Your map doesn’t update automatically. Instead, you have to find a special station hiding in each level to unlock the map for the area. Perfecting your mental map is essential. Sometimes the map node hides behind a jumping puzzle or other traversal challenge, and you have to make your way to it relatively blind.
Mastering the platforming is its own challenge, as the controls can be a little wonky from time to time. GRIME makes some sections of levels boss fights in their own right, with instant-death walls and a need for precision movement on the level of the Ori titles.
The Jank of GRIME
Where the combat mechanics are well-tuned, the platforming is not. Jumps feel a little airy, and the in-air abilities don’t control tightly tight enough to warrant some of GRIME’s precise demands. The few times where speed and precision are necessary, the visual language showing where and how to jump isn’t clear.
In one last game instance, I got to the top of a challenge so fast that the following area’s platforms hadn’t appeared on screen yet. I was left floundering back to the bonfire, frustrated.
Portions of GRIME like these are infrequent, but they are moments where the game ceases being fun and simply becomes tedious. The lack of a more robust mapping function contributes because you’ll have no easy path back and no idea which way is forward if you get lost and die.

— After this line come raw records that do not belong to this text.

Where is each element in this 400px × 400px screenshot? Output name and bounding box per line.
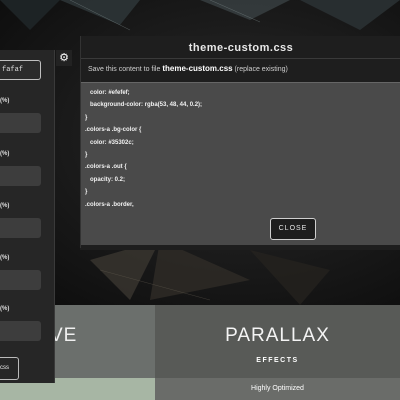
tile-parallax-strip: Highly Optimized: [155, 378, 400, 400]
instruction-filename: theme-custom.css: [162, 64, 233, 73]
tile-parallax-subheading: EFFECTS: [256, 357, 299, 364]
option-label-2: (%): [0, 151, 10, 157]
code-line: background-color: rgba(53, 48, 44, 0.2);: [90, 102, 203, 109]
modal-instruction: Save this content to file theme-custom.c…: [88, 64, 288, 73]
color-value-input[interactable]: fafaf: [0, 60, 41, 80]
option-field-5[interactable]: [0, 321, 41, 341]
tile-parallax-caption: Highly Optimized: [251, 385, 304, 392]
feature-tiles: VE PARALLAX EFFECTS Highly Optimized: [0, 305, 400, 400]
cogs-icon[interactable]: ⚙: [56, 50, 72, 66]
css-export-modal: theme-custom.css Save this content to fi…: [80, 36, 400, 248]
close-button[interactable]: CLOSE: [270, 218, 316, 240]
code-line: }: [85, 152, 88, 159]
css-code-textarea[interactable]: color: #efefef; background-color: rgba(5…: [81, 82, 400, 245]
option-label-1: (%): [0, 98, 10, 104]
instruction-suffix: (replace existing): [234, 66, 288, 73]
code-line: opacity: 0.2;: [90, 176, 126, 183]
option-field-3[interactable]: [0, 218, 41, 238]
code-line: .colors-a .bg-color {: [85, 127, 142, 134]
option-label-5: (%): [0, 306, 10, 312]
code-line: color: #35302c;: [90, 139, 134, 146]
get-css-button[interactable]: css: [0, 357, 19, 380]
customizer-panel: ⚙ fafaf (%) (%) (%) (%) (%) css: [0, 50, 72, 383]
feature-tile-parallax: PARALLAX EFFECTS Highly Optimized: [155, 305, 400, 400]
option-field-2[interactable]: [0, 166, 41, 186]
modal-title: theme-custom.css: [188, 42, 294, 54]
code-line: color: #efefef;: [90, 90, 130, 96]
tile-parallax-heading: PARALLAX: [225, 325, 330, 346]
instruction-prefix: Save this content to file: [88, 66, 161, 73]
option-label-4: (%): [0, 255, 10, 261]
option-label-3: (%): [0, 203, 10, 209]
code-line: }: [85, 189, 88, 196]
option-field-1[interactable]: [0, 113, 41, 133]
modal-divider: [81, 58, 400, 59]
code-line: .colors-a .border,: [85, 201, 134, 208]
option-field-4[interactable]: [0, 270, 41, 290]
code-line: .colors-a .out {: [85, 164, 127, 171]
code-line: }: [85, 114, 88, 121]
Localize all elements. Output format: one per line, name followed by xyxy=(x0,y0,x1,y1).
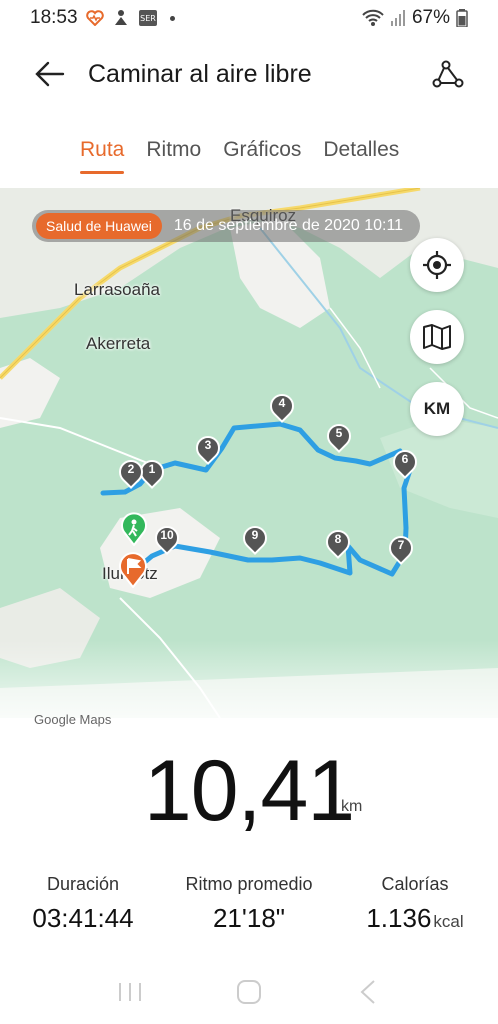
stat-value: 03:41:44 xyxy=(32,903,134,933)
app-bar: Caminar al aire libre xyxy=(0,44,498,104)
km-marker: 9 xyxy=(238,521,272,555)
back-button[interactable] xyxy=(30,54,70,94)
recent-apps-icon xyxy=(118,983,141,1001)
route-map[interactable]: Esquiroz Larrasoaña Akerreta Ilurdotz Sa… xyxy=(0,188,498,718)
back-arrow-icon xyxy=(35,61,65,87)
source-badge: Salud de Huawei xyxy=(36,213,162,239)
finish-flag-icon xyxy=(119,552,147,588)
map-attribution: Google Maps xyxy=(34,712,112,727)
place-label: Larrasoaña xyxy=(74,280,161,299)
map-layers-icon xyxy=(423,324,451,350)
status-bar: 18:53 SER 67% xyxy=(0,0,498,36)
km-toggle-button[interactable]: KM xyxy=(410,382,464,436)
stat-label: Duración xyxy=(46,874,120,894)
page-title: Caminar al aire libre xyxy=(88,59,312,88)
tab-bar: Ruta Ritmo Gráficos Detalles xyxy=(0,132,498,176)
km-marker: 6 xyxy=(388,445,422,479)
recent-apps-button[interactable] xyxy=(110,972,150,1012)
stat-pace: Ritmo promedio 21'18" xyxy=(166,874,332,934)
status-time: 18:53 xyxy=(30,7,78,28)
tab-ritmo[interactable]: Ritmo xyxy=(146,132,201,176)
place-label: Akerreta xyxy=(86,334,151,353)
distance-value: 10,41 xyxy=(143,743,355,839)
battery-percent: 67% xyxy=(411,7,450,28)
stat-calories: Calorías 1.136 kcal xyxy=(332,874,498,934)
km-marker: 2 xyxy=(114,455,148,489)
distance-summary: 10,41 km xyxy=(0,742,498,841)
stat-duration: Duración 03:41:44 xyxy=(0,874,166,934)
sim-icon: SER xyxy=(138,9,158,27)
tab-detalles[interactable]: Detalles xyxy=(323,132,399,176)
stat-unit: kcal xyxy=(433,912,464,931)
km-marker: 4 xyxy=(265,389,299,423)
home-icon xyxy=(236,980,261,1004)
system-nav-bar xyxy=(0,960,498,1024)
distance-unit: km xyxy=(341,798,363,815)
km-marker: 3 xyxy=(191,431,225,465)
stat-label: Ritmo promedio xyxy=(185,874,313,894)
stats-row: Duración 03:41:44 Ritmo promedio 21'18" … xyxy=(0,874,498,934)
locate-button[interactable] xyxy=(410,238,464,292)
stat-value: 21'18" xyxy=(212,903,286,933)
workout-date: 16 de septiembre de 2020 10:11 xyxy=(173,217,404,234)
wifi-icon xyxy=(362,9,384,27)
map-layers-button[interactable] xyxy=(410,310,464,364)
home-button[interactable] xyxy=(229,972,269,1012)
dot-icon xyxy=(169,15,175,21)
source-pill: Salud de Huawei 16 de septiembre de 2020… xyxy=(32,210,420,242)
km-marker: 8 xyxy=(321,525,355,559)
km-marker: 7 xyxy=(384,531,418,565)
huawei-health-icon xyxy=(112,9,130,27)
nav-back-button[interactable] xyxy=(348,972,388,1012)
svg-text:SER: SER xyxy=(140,14,156,23)
signal-icon xyxy=(390,9,406,27)
locate-icon xyxy=(423,251,451,279)
stat-label: Calorías xyxy=(381,874,449,894)
tab-graficos[interactable]: Gráficos xyxy=(223,132,301,176)
tab-ruta[interactable]: Ruta xyxy=(80,132,125,176)
heart-rate-icon xyxy=(85,10,104,26)
km-marker: 5 xyxy=(322,419,356,453)
km-marker: 10 xyxy=(150,521,184,555)
battery-icon xyxy=(456,9,468,27)
route-button[interactable] xyxy=(428,54,468,94)
start-walk-icon xyxy=(121,512,147,546)
km-marker: 1 xyxy=(135,455,169,489)
stat-value: 1.136 xyxy=(366,903,432,933)
back-icon xyxy=(360,980,375,1004)
route-icon xyxy=(432,60,464,88)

All that being said, GRIME”s greatest sin is probably one of padding. There are three or four sections late in the game that don’t need to be there. Removing or significantly shortening them loses the player nothing and makes a tighter, more enjoyable experience. Can there not be 15 minutes of jumping around following a climactic boss fight? Can we just move on with the story?
A Horrorscape You’ll Come to Love
My gripes with the platforming and challenge design aside, the world and music in GRIME are top-notch. The body horror and surrealist elements, from platforms made of teeth to elevators built on a spinal cord, smack of existing inside of something.
The NPCs and inhabitants of the world are similarly odd, including men made of rocks and gems to entire sections and entities of the world made of raw nerve fibers. It’s a weird and wonderful menagerie that’s sometimes disgusting and always interesting to look at.
The storytelling is typical Souls fare. Item descriptions and vague hints from other characters of the world’s past leave a lot to the imagination. GRIME does suffer a bit from the “Proper Nouns because mysterious” problem. There’s a lot about a Child and a Parent and a Womb and a Will. I expect lore-lovers to unpack a lot of it, but the story lacks characters and is a little too ephemeral for my tastes.
Not that Souls-like stories should be clear, but GRIME goes out of its way to be profound and opaque, often when it doesn’t need to.
What we all need more of is Alex Roe’s orchestral score. Alex has been creating Souls-style music and remixing the Souls soundtrack for almost a decade, and he nails the atmosphere with GRIME. To someone who knows his style, it’s immediately apparent he’s behind the music here, but my familiarity with his compositions only enhances the experience.
At its best, the music stands level with the mainline Souls series and is thus some of Alex’s best work. Check out his YouTube channel for some great tunes.
GRIME Review — The Bottom Line
- Some of the best bosses in a Souls-like out there
- Amazing music and atmosphere
- Engaging and immersive world that manages to astound and discuss at equal measure
- Too much precision platforming and less than adequate controls
- A story that tries too hard to be mysterious
- Extra padding for the sake of playtime
GRIME is worth every second of your time, even with the middle section from hell. Its bosses and music alone are worth the price of admission, but you’ve got an impressively built Metroidvania with RPG and Souls-like elements here, as well.
It rewards exploration and finds new ways to challenges players at every turn, and some of its unique mechanics stand shoulder to shoulder with other titans of any of its influences.
[Note: GameSkinny provided the copy of GRIME used for this review.]